# weil mclain EG boiler...



## rjbphd (Feb 5, 2010)

Correct me on this..did Weil Mclain stopped making EG boiler??? They are the best for steam system boiler replacment.


----------



## nhmaster3015 (Aug 5, 2008)

Yea, I believe they did. The new energy codes came into effect and a lot of equipment didn't meet the standards. Have you looked into Peerless and Utica? Both make a decent steam replacement boiler. If you cant find something with reasonable head room you can always use an Everhot steam separator on the header. It gives you some extra room to make steam and separates wet steam/condensate before it enters the main.


----------



## ZL700 (Dec 8, 2009)

Still avail
Up to series 3 or 4 now, being steam doesn't require the outdoor reset that retired so many water boilers.

You guys doing any drop header installs yet?


----------



## nhmaster3015 (Aug 5, 2008)

Depends but I really have adopted a fondness for Everhot's steam separator. It's fast and gets the job done. I contacted my supplier. I can't get EG's anymore because they are only 84%AFUE and don't meet energy code.
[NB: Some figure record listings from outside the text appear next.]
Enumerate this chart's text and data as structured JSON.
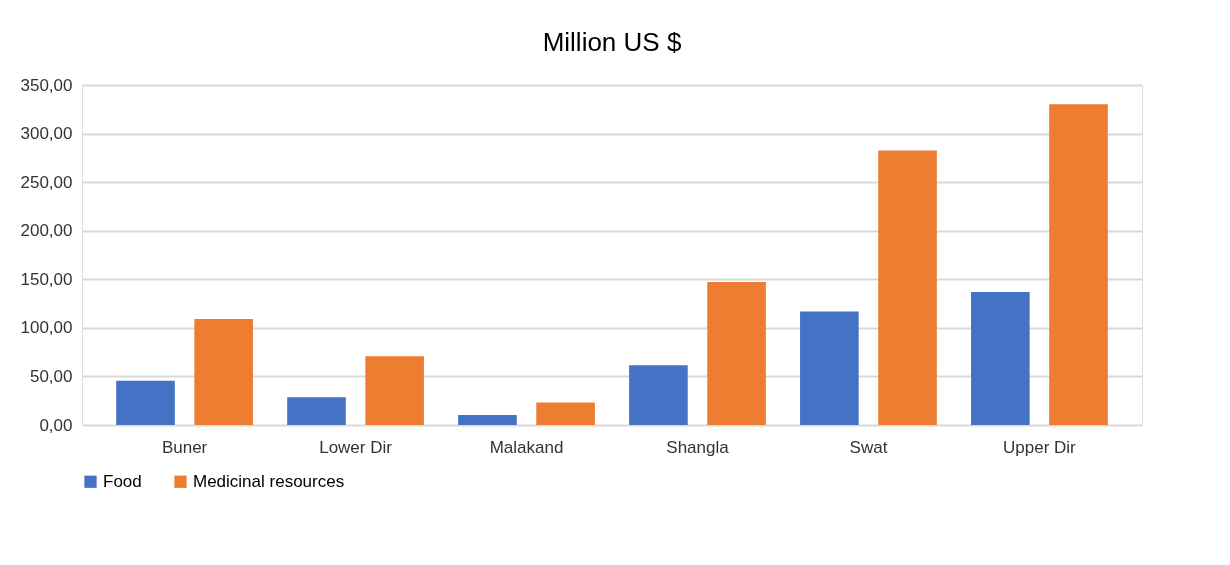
{
  "chart_data": {
    "type": "bar",
    "title": "Million US $",
    "categories": [
      "Buner",
      "Lower Dir",
      "Malakand",
      "Shangla",
      "Swat",
      "Upper Dir"
    ],
    "series": [
      {
        "name": "Food",
        "color": "#4472c4",
        "values": [
          45.6,
          28.5,
          10.2,
          61.5,
          116.8,
          136.8
        ]
      },
      {
        "name": "Medicinal resources",
        "color": "#ed7d31",
        "values": [
          109.1,
          70.8,
          23.2,
          147.3,
          282.5,
          330.1
        ]
      }
    ],
    "ylim": [
      0,
      350
    ],
    "yticks": [
      {
        "value": 0,
        "label": "0,00"
      },
      {
        "value": 50,
        "label": "50,00"
      },
      {
        "value": 100,
        "label": "100,00"
      },
      {
        "value": 150,
        "label": "150,00"
      },
      {
        "value": 200,
        "label": "200,00"
      },
      {
        "value": 250,
        "label": "250,00"
      },
      {
        "value": 300,
        "label": "300,00"
      },
      {
        "value": 350,
        "label": "350,00"
      }
    ],
    "grid": "y",
    "legend": "bottom"
  }
}
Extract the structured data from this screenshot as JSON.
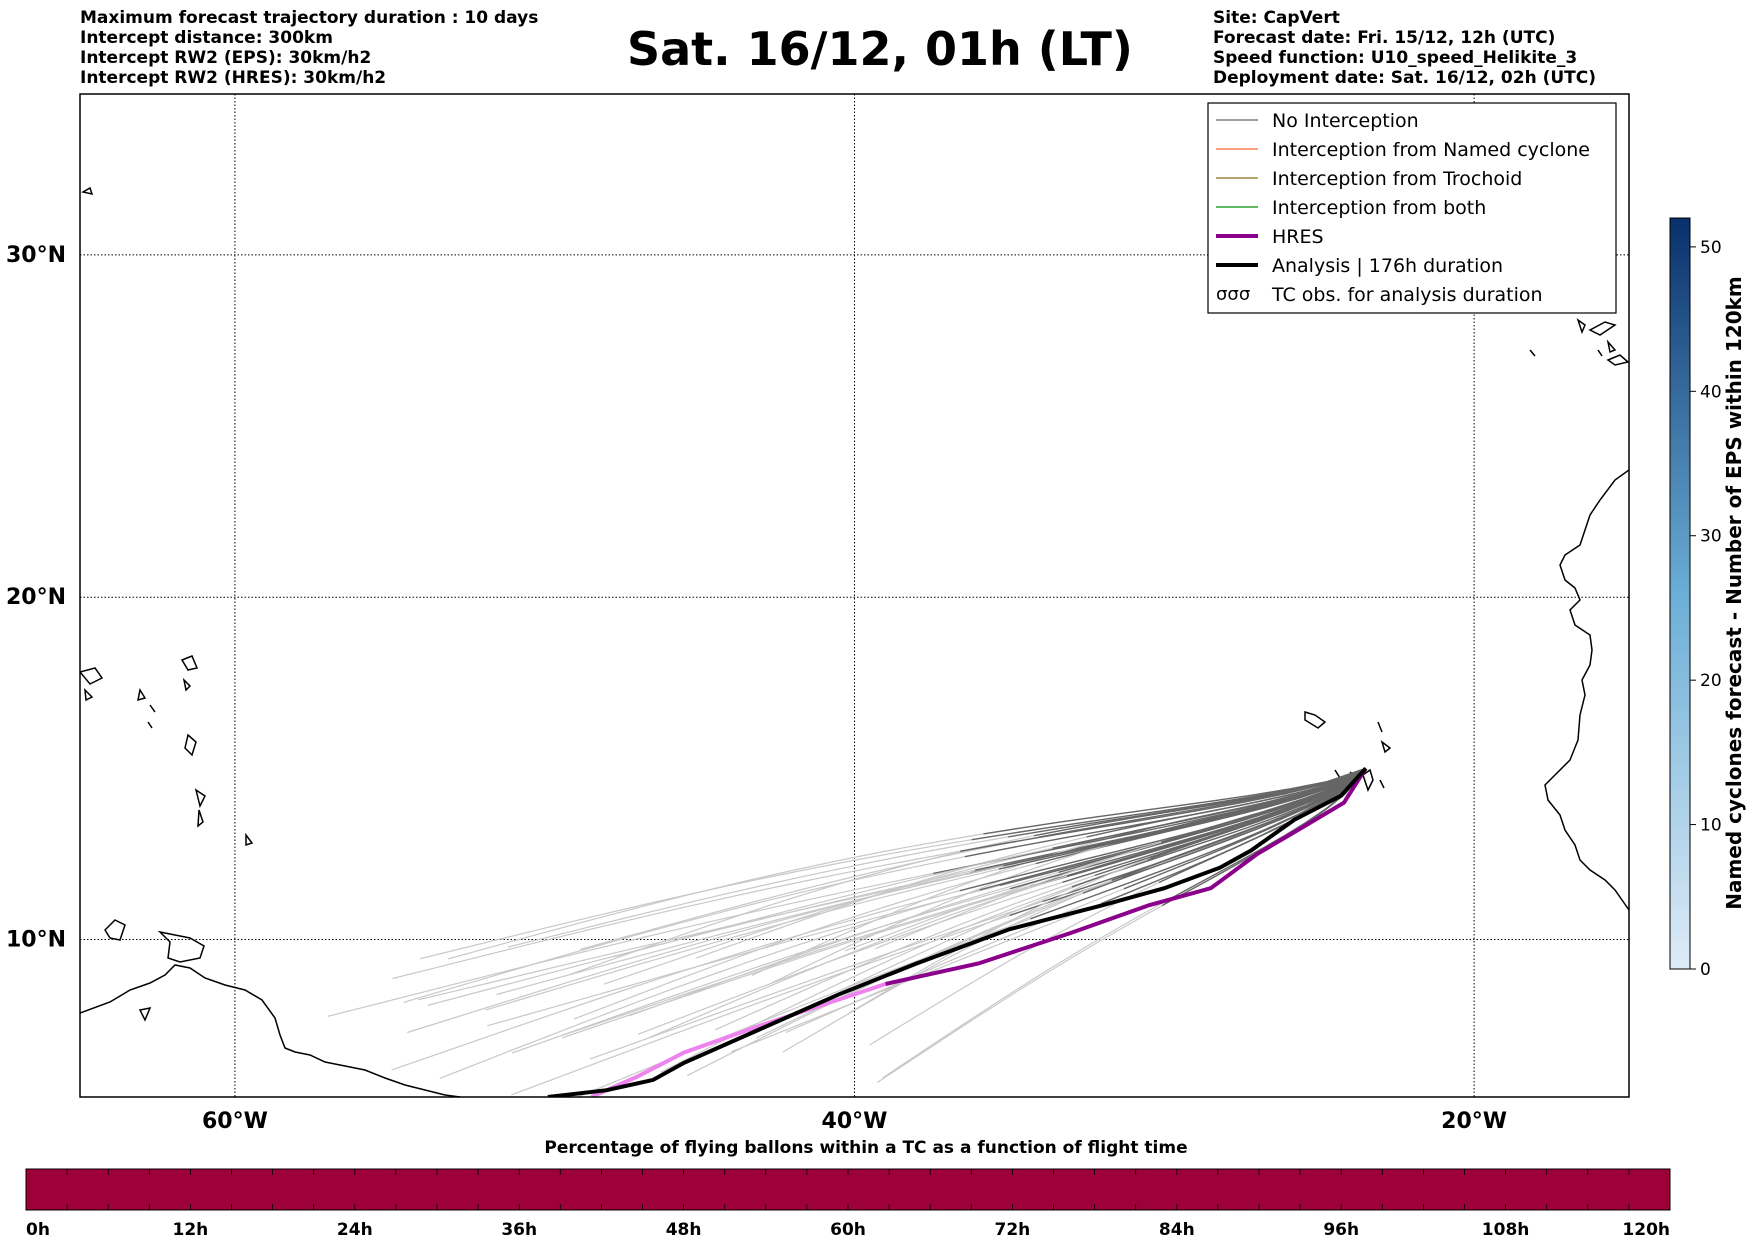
{
  "title": "Sat. 16/12, 01h (LT)",
  "info_left": [
    "Maximum forecast trajectory duration : 10 days",
    "Intercept distance: 300km",
    "Intercept RW2 (EPS):  30km/h2",
    "Intercept RW2 (HRES): 30km/h2"
  ],
  "info_right": [
    "Site: CapVert",
    "Forecast date: Fri. 15/12, 12h (UTC)",
    "Speed function: U10_speed_Helikite_3",
    "Deployment date: Sat. 16/12, 02h (UTC)"
  ],
  "map": {
    "lon_range": [
      -65,
      -15
    ],
    "lat_range": [
      5.4,
      34.7
    ],
    "lat_ticks": [
      {
        "value": 30,
        "label": "30°N"
      },
      {
        "value": 20,
        "label": "20°N"
      },
      {
        "value": 10,
        "label": "10°N"
      }
    ],
    "lon_ticks": [
      {
        "value": -60,
        "label": "60°W"
      },
      {
        "value": -40,
        "label": "40°W"
      },
      {
        "value": -20,
        "label": "20°W"
      }
    ],
    "launch_site": {
      "lon": -23.5,
      "lat": 15.0
    }
  },
  "legend": [
    {
      "label": "No Interception",
      "color": "#808080",
      "style": "thin"
    },
    {
      "label": "Interception from Named cyclone",
      "color": "#ff7f50",
      "style": "thin"
    },
    {
      "label": "Interception from Trochoid",
      "color": "#9a8a3a",
      "style": "thin"
    },
    {
      "label": "Interception from both",
      "color": "#2ca02c",
      "style": "thin"
    },
    {
      "label": "HRES",
      "color": "#8b008b",
      "style": "thick"
    },
    {
      "label": "Analysis | 176h duration",
      "color": "#000000",
      "style": "thick"
    },
    {
      "label": "TC obs. for analysis duration",
      "color": "#000000",
      "style": "symbol"
    }
  ],
  "colorbar_right": {
    "label": "Named cyclones forecast - Number of EPS within 120km",
    "min": 0,
    "max": 52,
    "ticks": [
      "0",
      "10",
      "20",
      "30",
      "40",
      "50"
    ],
    "color_low": "#deebf7",
    "color_high": "#08306b"
  },
  "colorbar_bottom": {
    "label": "Percentage of flying ballons within a TC as a function of flight time",
    "color": "#9e003a",
    "ticks": [
      "0h",
      "12h",
      "24h",
      "36h",
      "48h",
      "60h",
      "72h",
      "84h",
      "96h",
      "108h",
      "120h"
    ]
  },
  "trajectories": {
    "hres": [
      [
        -23.5,
        15.0
      ],
      [
        -24.2,
        14.0
      ],
      [
        -25.5,
        13.3
      ],
      [
        -27.0,
        12.5
      ],
      [
        -28.5,
        11.5
      ],
      [
        -30.5,
        11.0
      ],
      [
        -33.0,
        10.2
      ],
      [
        -36.0,
        9.3
      ],
      [
        -39.0,
        8.7
      ],
      [
        -41.0,
        8.1
      ],
      [
        -43.0,
        7.5
      ],
      [
        -45.5,
        6.7
      ],
      [
        -47.0,
        6.0
      ],
      [
        -48.5,
        5.4
      ]
    ],
    "analysis": [
      [
        -23.5,
        15.0
      ],
      [
        -24.3,
        14.2
      ],
      [
        -25.8,
        13.5
      ],
      [
        -27.2,
        12.6
      ],
      [
        -28.2,
        12.1
      ],
      [
        -30.0,
        11.5
      ],
      [
        -32.0,
        11.0
      ],
      [
        -35.0,
        10.3
      ],
      [
        -38.0,
        9.3
      ],
      [
        -40.5,
        8.4
      ],
      [
        -43.0,
        7.4
      ],
      [
        -45.5,
        6.4
      ],
      [
        -46.5,
        5.9
      ],
      [
        -48.0,
        5.6
      ],
      [
        -49.9,
        5.4
      ]
    ]
  }
}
I see Weil still has them up on their web site though.


----------



## rjbphd (Feb 5, 2010)

Just learned, its the standing pilot that they are dropping.. the EGH is on hold... reason for them is they are low profile with rear outlet as well more room for drop header... YES I do drop head!!


----------



## ZL700 (Dec 8, 2009)

Sorry, when I said it, I thought they dropped the SP awhile ago, but it only just happened with min effic change


----------